L’Iran replica a Trump lanciando missili contro una base in Qatar

L’Iran risponde all’attacco statunitense con un bombardamento mirato su Al Udeid, mentre la situazione in Medio Oriente rimane instabile e le tensioni aumentano.

Due giorni dopo l’intenso bombardamento statunitense sui siti nucleari iraniani, la risposta della Repubblica Islamica si è manifestata in un attacco mirato alla base militare americana di Al Udeid, in Qatar. Questo intervento, sebbene significativo, è stato condotto con cautela e anticipato da avvertimenti.

Nella giornata del 5 febbraio 2025, forti esplosioni sono state segnalate a Teheran, in concomitanza con l’ordine di evacuazione emesso dall’esercito israeliano (IDF) per una zona centrale della capitale iraniana, come riportato dall’agenzia AFP.
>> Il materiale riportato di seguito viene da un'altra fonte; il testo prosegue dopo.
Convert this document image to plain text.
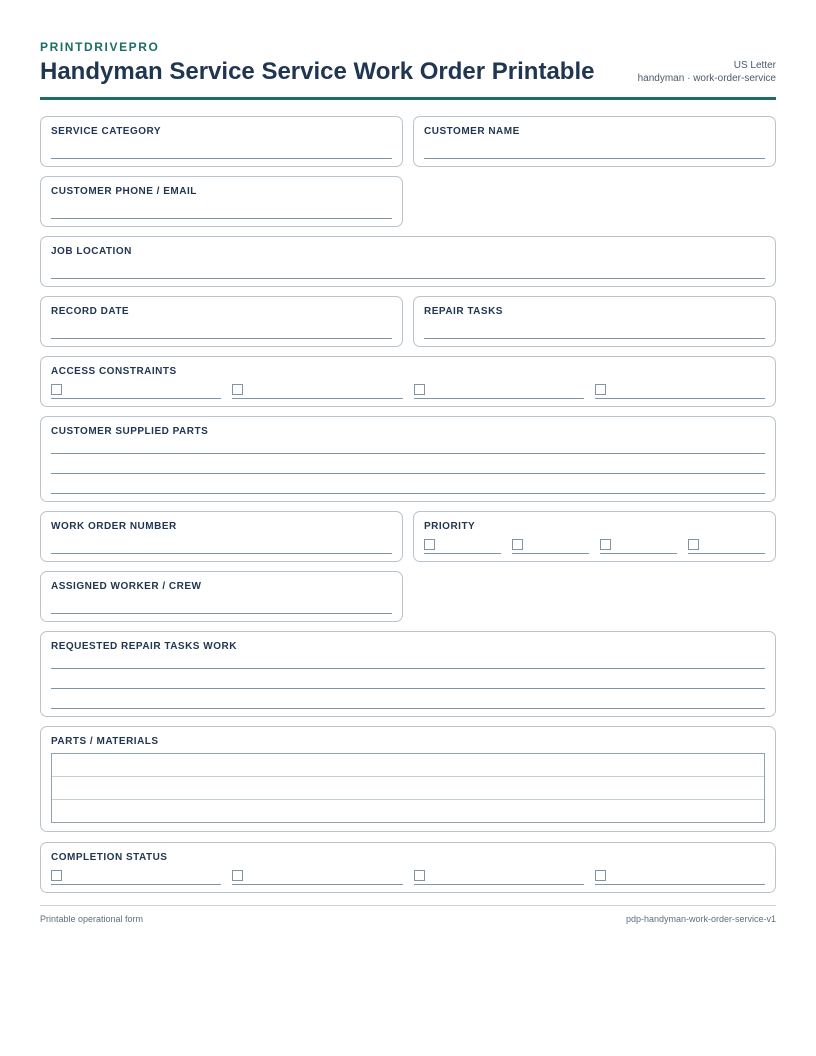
PRINTDRIVEPRO
Handyman Service Service Work Order Printable	US Letter
handyman · work-order-service
SERVICE CATEGORY	CUSTOMER NAME
CUSTOMER PHONE / EMAIL
JOB LOCATION
RECORD DATE	REPAIR TASKS
ACCESS CONSTRAINTS
CUSTOMER SUPPLIED PARTS
WORK ORDER NUMBER	PRIORITY
ASSIGNED WORKER / CREW
REQUESTED REPAIR TASKS WORK
PARTS / MATERIALS
COMPLETION STATUS
Printable operational form	pdp-handyman-work-order-service-v1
Dettagli dell’attacco a Al Udeid

Il bombardamento ha visto il lancio di dieci missili contro Al Udeid, la principale base militare statunitense in Medio Oriente, che ospita oltre 10.000 soldati e le operazioni dello US Central Command. I pasdaran hanno affermato che sei dei missili hanno colpito l’installazione, mentre un portavoce del Qatar ha dichiarato che tutti i proiettili sono stati intercettati, senza causare vittime. Il New York Times ha avanzato l’ipotesi che l’attacco fosse frutto di una pianificazione congiunta tra Teheran e Doha, mirata a garantire che la risposta iraniana rimanesse simbolica. Anche in Iraq è scattata l’allerta, ma le notizie di un missile diretto verso una base americana sono state successivamente smentite dalle autorità locali e dai militari statunitensi. Tuttavia, colpi di mortaio da parte di milizie filo-iraniane hanno colpito una struttura in Siria.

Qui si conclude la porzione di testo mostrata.